The four phases would include 312 apartments, 361 townhomes and 70 single-family homes. The last five phases would be made up of 475 single-family homes, according to the plans. The property is zoned regional commercial but would need a conditional zoning permit because the developer proposes more than 100 units of multifamily housing, Henderson County planner Allen McNeill said.
The property is owned by the Johnston family, fourth generation dairy farmers. The family has had the property on the market for many years. In 2007, the family had a tentative deal with a Charlotte company to sell the land for a development that included a shopping mall anchored by a Bass Pro Shop, a branch of Western Carolina University and a medical clinic.
Mary Louise Johnston Corn, a School Board member, said Wednesday that terms of a sale contract bar her from talking about the transaction.
Sugg, an engineer with Civil Design Concepts in Asheville, said he could not elaborate on the project yet.
"We've got a neighborhood meeting coming up" where more details will be revealed, he said.
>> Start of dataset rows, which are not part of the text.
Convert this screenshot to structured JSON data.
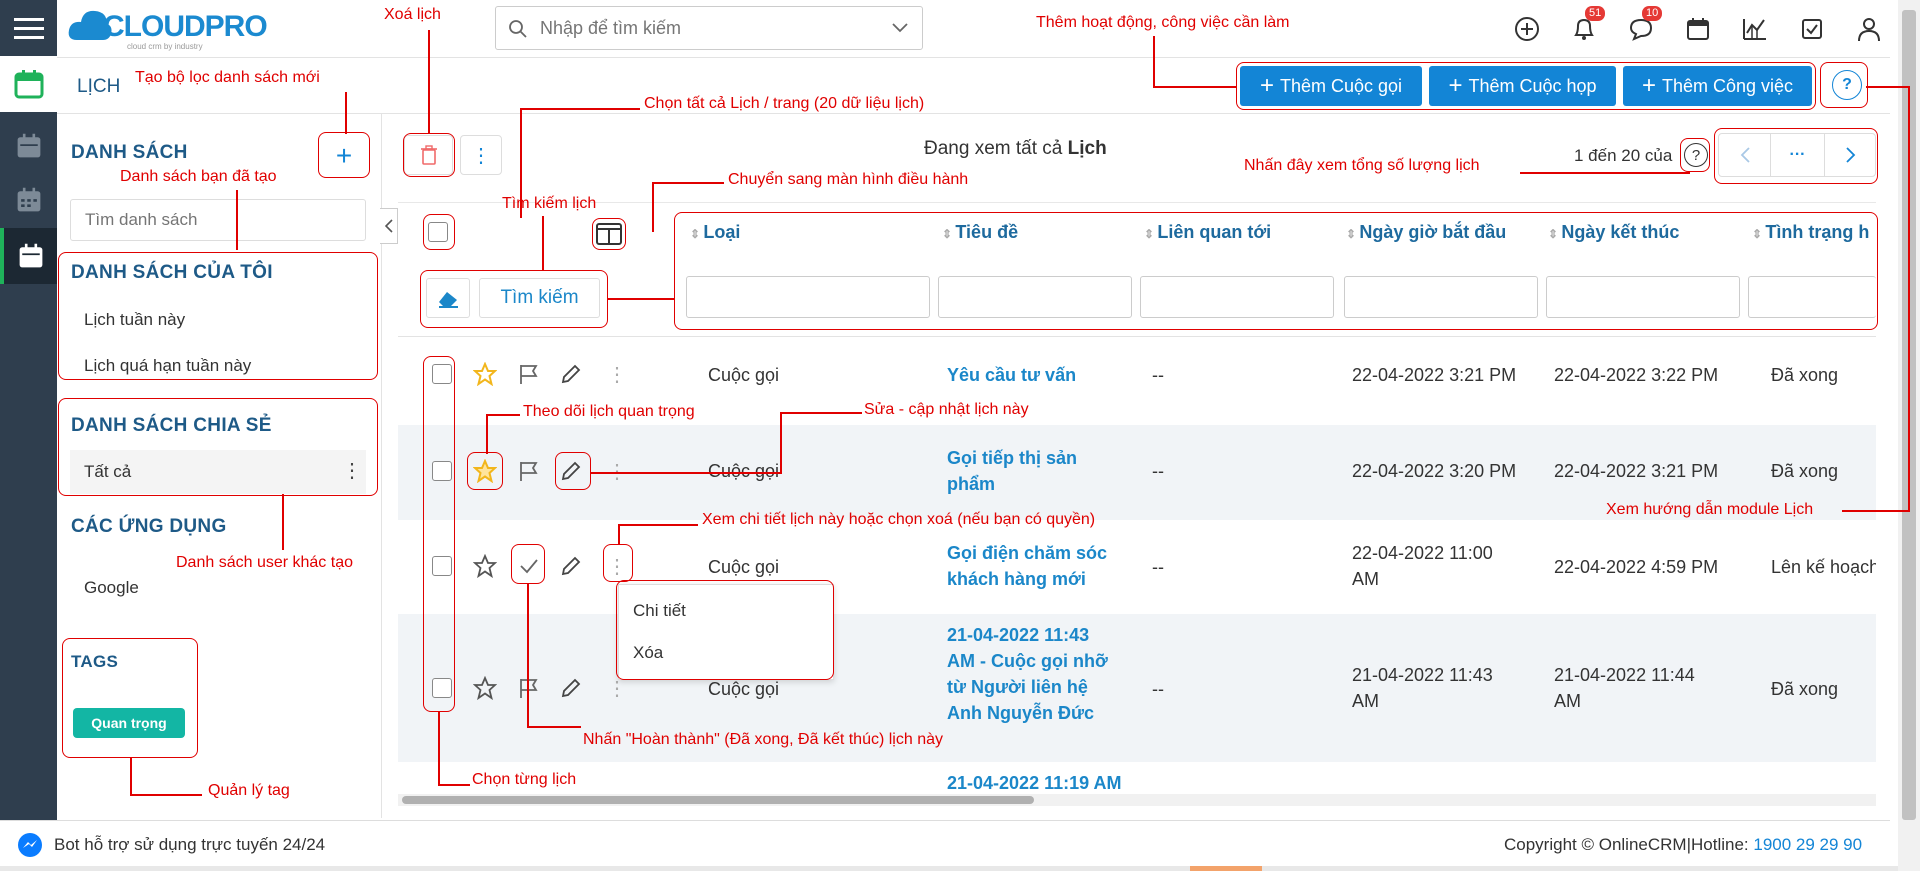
{
  "header": {
    "logo_text": "CLOUDPRO",
    "logo_tagline": "cloud crm by industry",
    "search_placeholder": "Nhập để tìm kiếm",
    "notifications_count": "51",
    "messages_count": "10"
  },
  "page": {
    "module_title": "LỊCH",
    "viewing_text": "Đang xem tất cả ",
    "viewing_bold": "Lịch",
    "pagination_text": "1 đến 20 của",
    "pagination_more": "···"
  },
  "actions": {
    "add_call": "Thêm Cuộc gọi",
    "add_meeting": "Thêm Cuộc họp",
    "add_task": "Thêm Công việc"
  },
  "sidebar": {
    "lists_title": "DANH SÁCH",
    "search_placeholder": "Tìm danh sách",
    "my_lists_title": "DANH SÁCH CỦA TÔI",
    "my_lists": [
      "Lịch tuần này",
      "Lịch quá hạn tuần này"
    ],
    "shared_title": "DANH SÁCH CHIA SẺ",
    "shared_lists": [
      "Tất cả"
    ],
    "apps_title": "CÁC ỨNG DỤNG",
    "apps": [
      "Google"
    ],
    "tags_title": "TAGS",
    "tags": [
      "Quan trọng"
    ]
  },
  "table": {
    "search_button": "Tìm kiếm",
    "columns": [
      "Loại",
      "Tiêu đề",
      "Liên quan tới",
      "Ngày giờ bắt đầu",
      "Ngày kết thúc",
      "Tình trạng h"
    ],
    "rows": [
      {
        "type": "Cuộc gọi",
        "title": "Yêu cầu tư vấn",
        "related": "--",
        "start": "22-04-2022 3:21 PM",
        "end": "22-04-2022 3:22 PM",
        "status": "Đã xong"
      },
      {
        "type": "Cuộc gọi",
        "title": "Gọi tiếp thị sản phẩm",
        "related": "--",
        "start": "22-04-2022 3:20 PM",
        "end": "22-04-2022 3:21 PM",
        "status": "Đã xong"
      },
      {
        "type": "Cuộc gọi",
        "title": "Gọi điện chăm sóc khách hàng mới",
        "related": "--",
        "start": "22-04-2022 11:00 AM",
        "end": "22-04-2022 4:59 PM",
        "status": "Lên kế hoạch"
      },
      {
        "type": "Cuộc gọi",
        "title": "21-04-2022 11:43 AM - Cuộc gọi nhỡ từ Người liên hệ Anh Nguyễn Đức",
        "related": "--",
        "start": "21-04-2022 11:43 AM",
        "end": "21-04-2022 11:44 AM",
        "status": "Đã xong"
      },
      {
        "type": "",
        "title": "21-04-2022 11:19 AM",
        "related": "",
        "start": "",
        "end": "",
        "status": ""
      }
    ],
    "row_menu": [
      "Chi tiết",
      "Xóa"
    ]
  },
  "footer": {
    "bot_text": "Bot hỗ trợ sử dụng trực tuyến 24/24",
    "copyright": "Copyright © OnlineCRM|Hotline: ",
    "hotline": "1900 29 29 90"
  },
  "annotations": {
    "delete": "Xoá lịch",
    "add_activity": "Thêm hoạt động, công việc cần làm",
    "new_filter": "Tạo bộ lọc danh sách mới",
    "select_all": "Chọn tất cả Lịch / trang (20 dữ liệu lịch)",
    "total_count": "Nhấn đây xem tổng số lượng lịch",
    "my_created": "Danh sách bạn đã tạo",
    "search_cal": "Tìm kiếm lịch",
    "switch_screen": "Chuyển sang màn hình điều hành",
    "follow": "Theo dõi lịch quan trọng",
    "edit": "Sửa - cập nhật lịch này",
    "view_detail": "Xem chi tiết lịch này hoặc chọn xoá (nếu bạn có quyền)",
    "guide": "Xem hướng dẫn module Lịch",
    "others_created": "Danh sách user khác tạo",
    "complete": "Nhấn \"Hoàn thành\" (Đã xong, Đã kết thúc)  lịch này",
    "select_one": "Chọn từng lịch",
    "manage_tag": "Quản lý tag"
  },
  "colors": {
    "rail": "#2f3e4e",
    "primary": "#1385d6",
    "annotation": "#e00000",
    "tag": "#13b6a4",
    "active_rail": "#1fb25a"
  }
}
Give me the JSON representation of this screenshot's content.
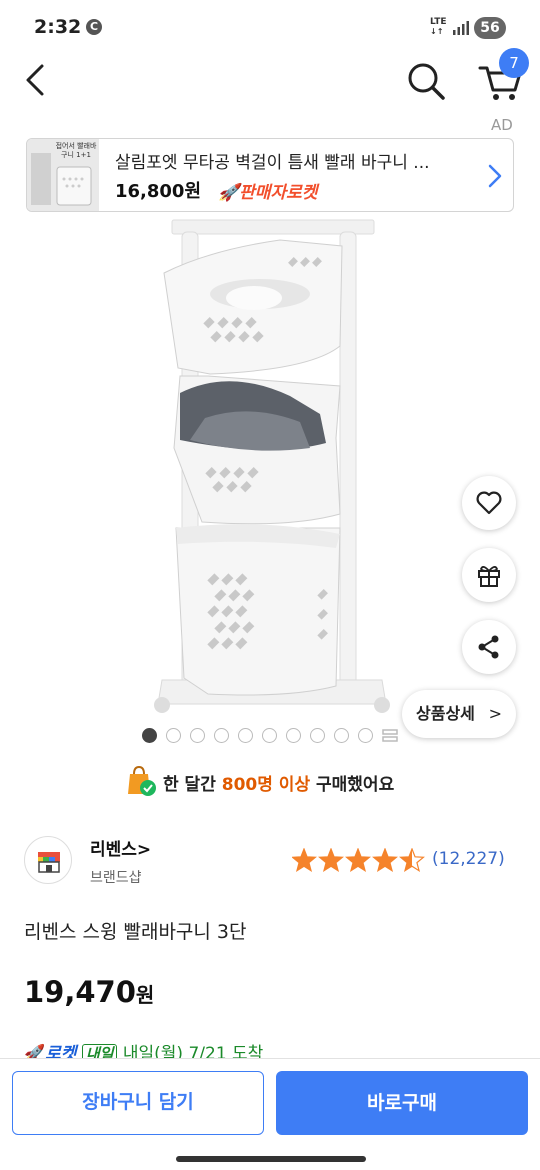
{
  "status_bar": {
    "time": "2:32",
    "notification_glyph": "C",
    "network": "LTE",
    "battery": "56"
  },
  "header": {
    "back_icon": "chevron-left-icon",
    "search_icon": "search-icon",
    "cart_icon": "cart-icon",
    "cart_count": "7",
    "accent_color": "#3e7df5"
  },
  "ad": {
    "label": "AD",
    "title": "살림포엣 무타공 벽걸이 틈새 빨래 바구니 ...",
    "price": "16,800원",
    "badge": "판매자로켓",
    "thumbnail_caption": "접어서 빨래바구니 1+1"
  },
  "product": {
    "image_alt": "3-tier white laundry basket rack with wheels",
    "carousel": {
      "total": 10,
      "active": 0
    },
    "floating": {
      "wish_icon": "heart-icon",
      "gift_icon": "gift-icon",
      "share_icon": "share-icon",
      "detail_label": "상품상세",
      "detail_chevron": ">"
    },
    "purchase": {
      "prefix": "한 달간 ",
      "highlight": "800명 이상",
      "suffix": " 구매했어요",
      "highlight_color": "#e05a00"
    },
    "seller": {
      "name": "리벤스>",
      "type": "브랜드샵"
    },
    "rating": {
      "stars": 4.5,
      "max": 5,
      "reviews": "(12,227)"
    },
    "name": "리벤스 스윙 빨래바구니 3단",
    "price": "19,470",
    "price_unit": "원",
    "delivery": {
      "rocket_label": "로켓",
      "tag": "내일",
      "date_text": "내일(월) 7/21 도착"
    }
  },
  "bottom_bar": {
    "add_to_cart": "장바구니 담기",
    "buy_now": "바로구매"
  }
}
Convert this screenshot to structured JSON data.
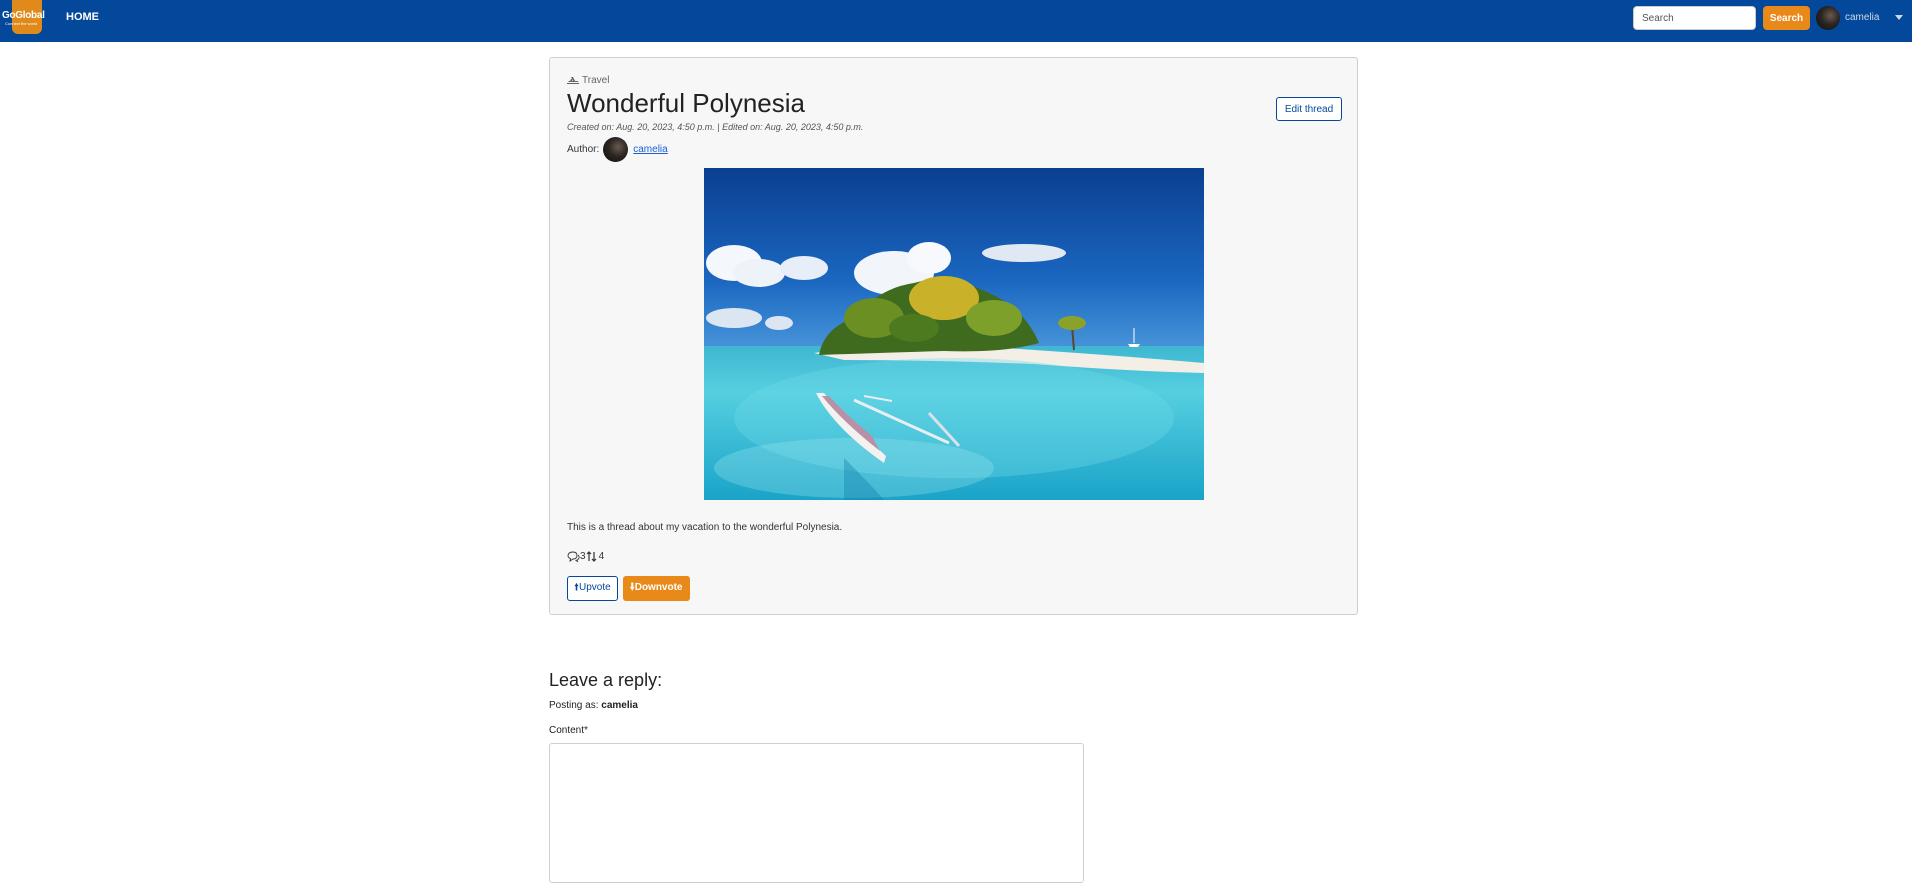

The developer, L.B. Jackson & Co., traces its roots to Ken Jackson's great-grandfather, who moved his family to Asheville from Georgia in 1914 and began building homes. His son, L.B. Jackson, built Asheville's first skyscraper, the Jackson building, in 1924, the company says on its website.
After earning a graduate degree in construction management degree from Clemson, Ken Jackson worked in the construction field in Washington, D.C., and later for Asheville-based Beverly Grant Construction. He started L.B. Jackson & Co. in 1985. The company has built a half dozen office buildings, several grocery anchored centers, strip centers, industrial parks, residential subdivisions and residential condo projects.